The first lines from the guideline introduction read, “Good Clinical Practice (GCP) is an international ethical and scientific quality standard for designing, conducting, recording and reporting trials that involve the participation of human subjects.”

Yet another objection we hear is that ICH E6 does not apply to US-only clinical trials. Now, there is a chance that the argument is now moot since FDA has officially published ICH E6 as their industry guidelines; but even before that, the argument did not stand up to scrutiny. In the vast majority, 99.99% of clinical trial protocols, including US-only, sponsors include verbiage that the trial will be run in accordance with GCP. This automatically means that, regardless of the geography of a particular study, compliance is built directly into the protocol design.
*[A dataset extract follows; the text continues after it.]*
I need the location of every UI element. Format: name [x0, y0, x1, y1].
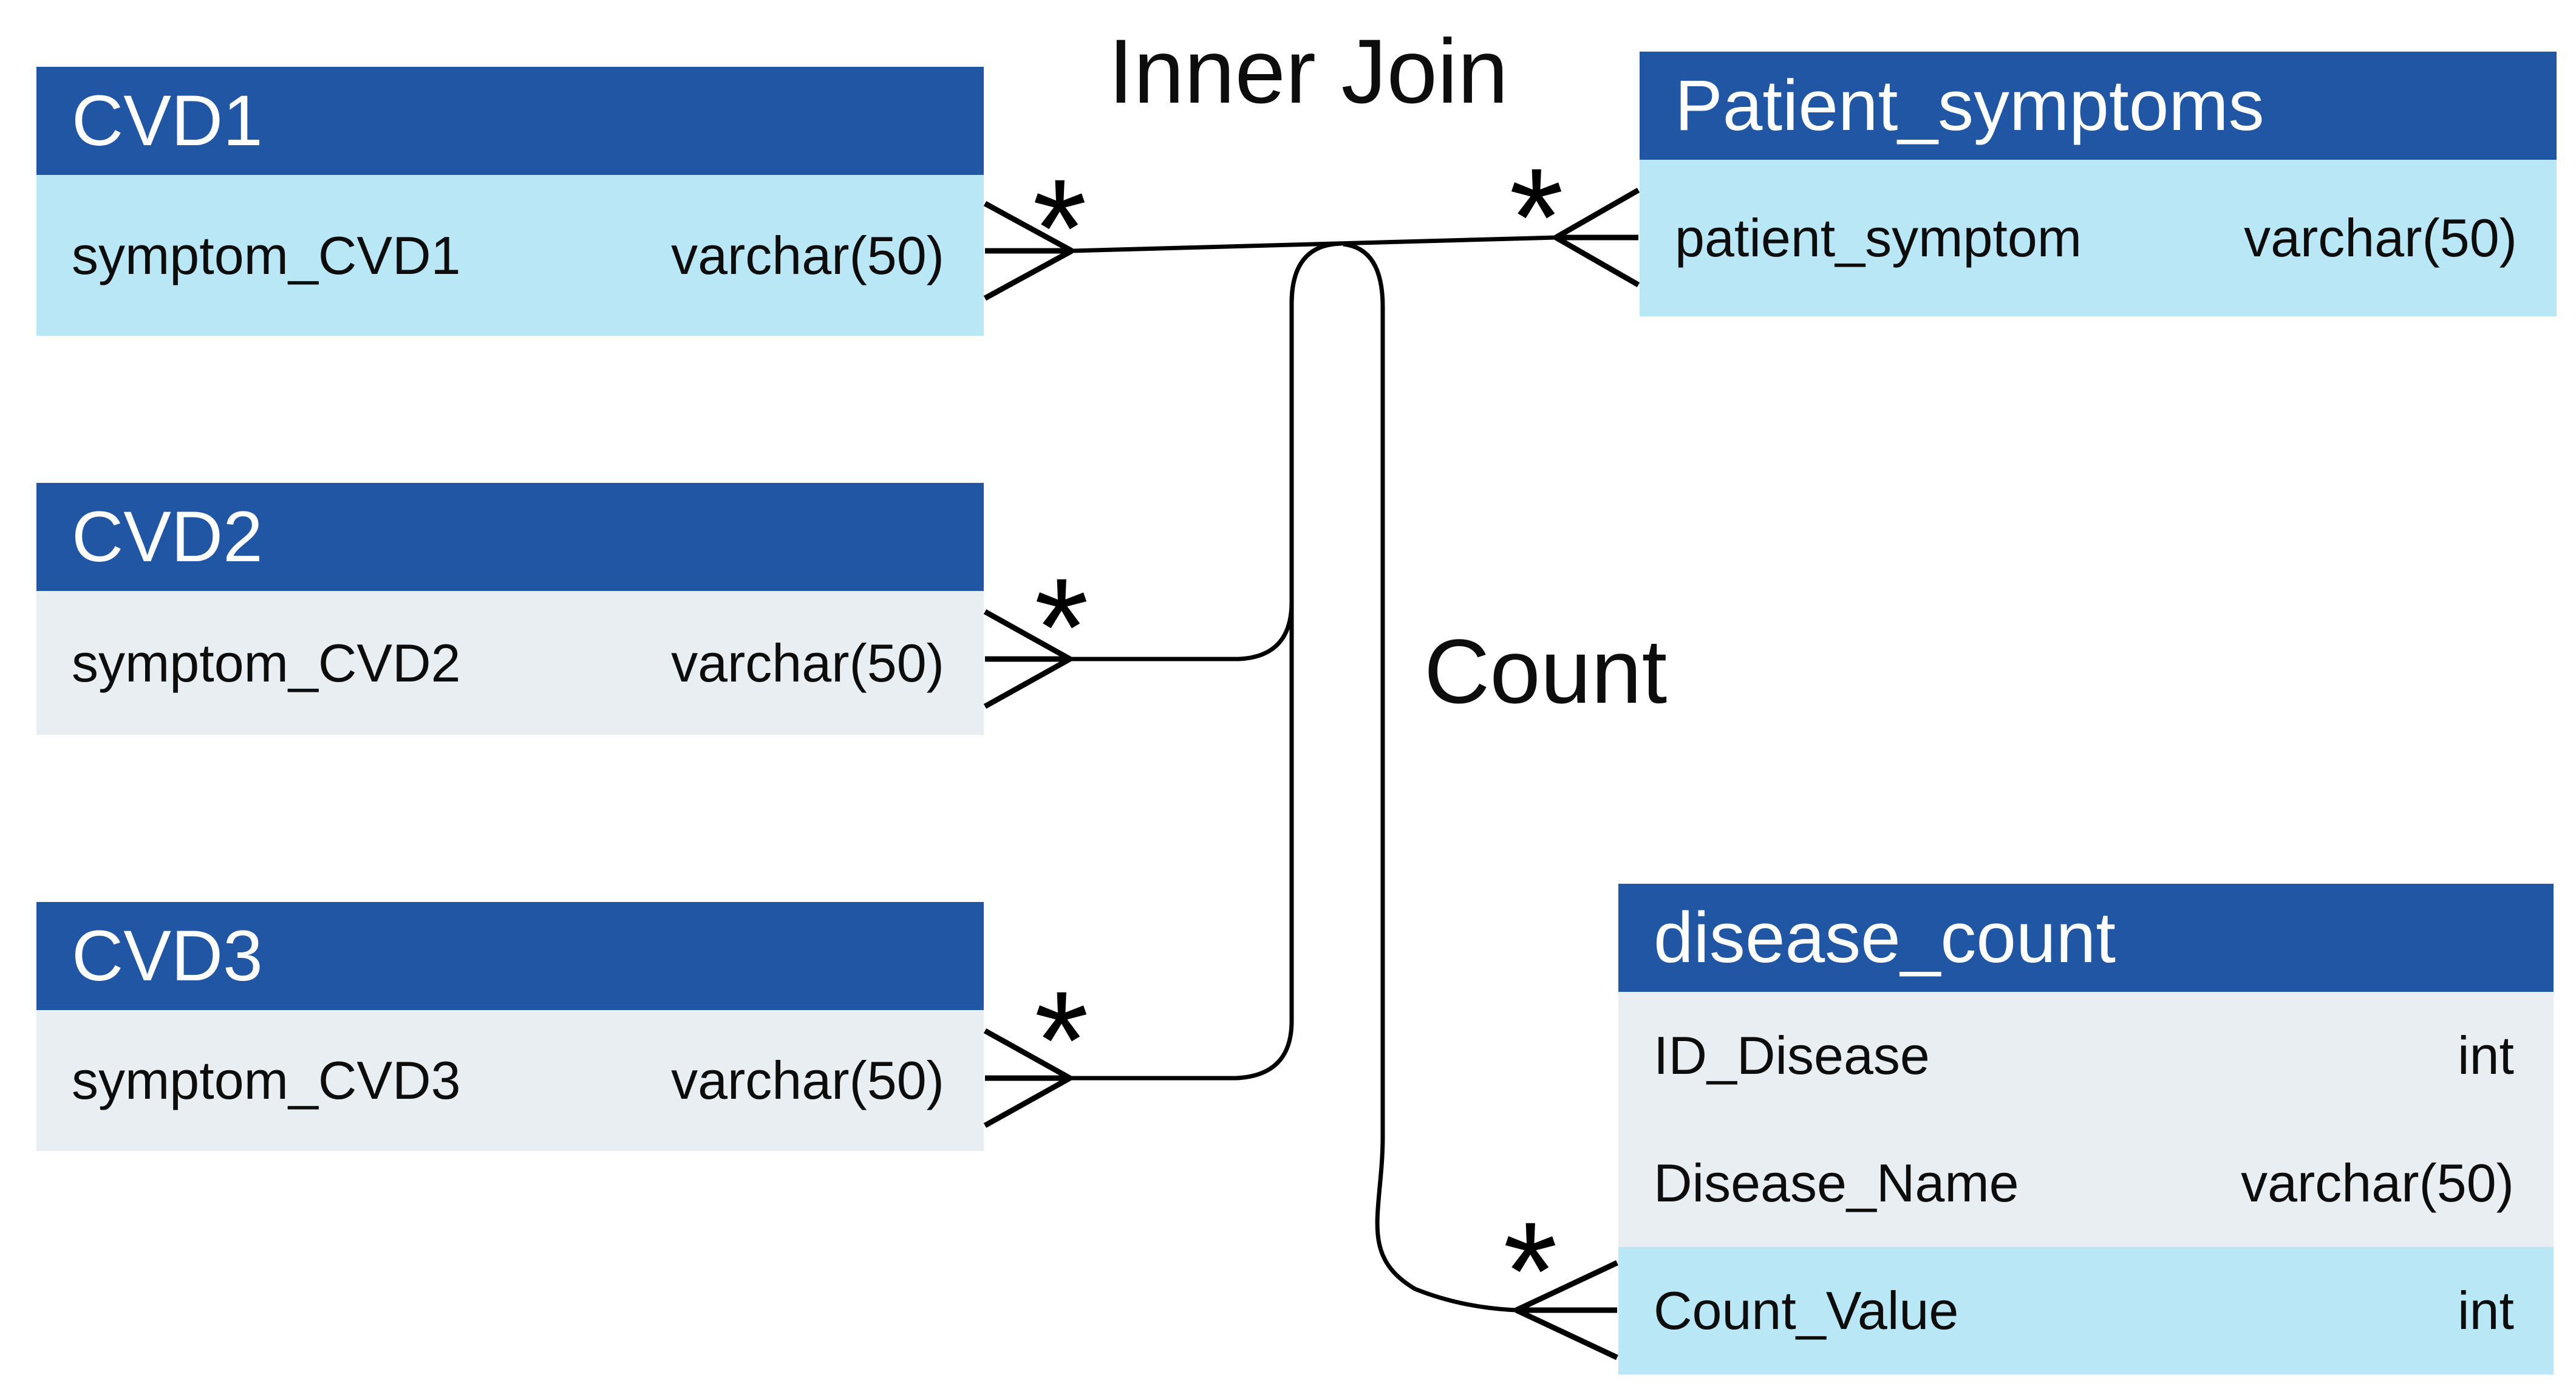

That said, since the new guide demands risk-based monitoring implementation in all clinical trials, we find that it’s the scope of central monitoring activities that require discussion in each particular trial.

Currently, our practice is to have our Key Risk Indicators planned and monitored in every study while reserving more complex statistical data monitoring to pivotal, large-scale trials and central safety reviews for those trials with specific safety concerns.
And yes, implementing the monitoring KRIs seems relatively simple at first; the problem is, as usual, in the details.

Trial design is the first of many challenges, especially regarding its connection to the planned enrolment rate. The complexity arises when we have to deal with a relatively small and slowly enrolling study (think a rare indication with a handful of sites and even fewer subjects enrolled over the course of multiple years) while also planning the efficient monitoring of a clinical trial in infectious diseases (with dozens of sites enrolling hundreds of subjects over several months).

Establishing appropriate KRI thresholds poses a problem in the slower, smaller study. One simply cannot apply traditional site performance comparisons because these slower, smaller enrolling studies do not produce the data in the volume that lends itself to standard statistics. If just one patient was screened out at a single site, they would create a 100% screen out rate which, when compared to the study average, will trigger red flags everywhere. The solution is increasing collaboration with statistical teams to ensure that the established controls work properly.

Ultimately, the success of any CRO’s risk-based monitoring model, comes down to knowledge of their own methodologies and an increased attention to detail. There is no “one size fits all” in this new world, and it’s up to CROs to keep a close look – and to collaborate, adapt, and improve – their own processes to remain in compliance with the new guidance.